This past Friday, a friend came to me exclaiming “My sales are down! My sales are down!” A recognized author, this person was used to receiving hundreds of book orders per month via his website. In April of this year, he saw sharp drop in his sales. Believing it was a seasonal fluke, he didn’t think much of it. But as July ended, he was alarmed that his sales had remained abnormally low. So he called me in to look at his web analytics and try and find the cause.

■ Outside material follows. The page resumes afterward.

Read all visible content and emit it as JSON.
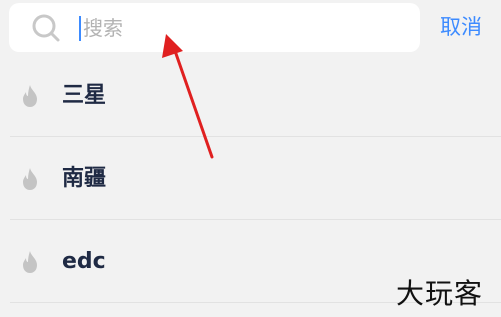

Google Analytics has a powerful feature called Advanced Segments. By setting specific criteria, you can filter out all unwanted data and look only at information that matters. In this instance, I created several segments. The first was a filter that only showed website visits where the page selling the book was viewed. The second and third filters were ones that divided those visits by medium (pay per click advertising and organic/referral traffic). I ran a report showing activity from May 2010 through July 2011 and charted the following data:
The first thing we can see is that other than a peak in from January through March of 2011, organic / referral traffic to the book page remained relatively steady. However, the pay per click traffic was wild – dropping sharply in August 2010, recovering through March 2011, and then plummeting to an all time low in April 2011.
This data pointed the finger for loss of sales to the Google AdWords campaign. It simply wasn’t producing visits to the book sales page.
To analyze this further, I took the PPC traffic and split it into two advanced segments. I wanted to see where the pay per click advertising was sending traffic. The first page any visitor sees when arriving at your site is called a landing page. Google Analytics tracks this data and lets you segment your audience accordingly. The first PPC landing page segment I created was raffic that took the visitor directly to the book sales page. The second was AdWords traffic that sent the potential buyer to another page on the website. I extracted and graphed the data, comparing it to the overall total of book page views.
Notice the correlation between the blue and green lines. The red line, which shows pay per click traffic to other pages on the website, remained relatively constant – and had little to no affect on how many people visited the book sales page. In other words, unless the ad was sending traffic directly to the sales page, it wasn’t doing much anything to generate revenue.
This is a key lesson for all pay per click advertising: link your ad to the page where your desired action can be taken.
One of the biggest mistakes I see attorneys make is sending pay per click advertising traffic to their website’s homepage. As can be seen from my friend above, if the desired action you want your PNC to take is on a different webpage than the one your ad is sending directing them to – well, you’re wasting advertising dollars.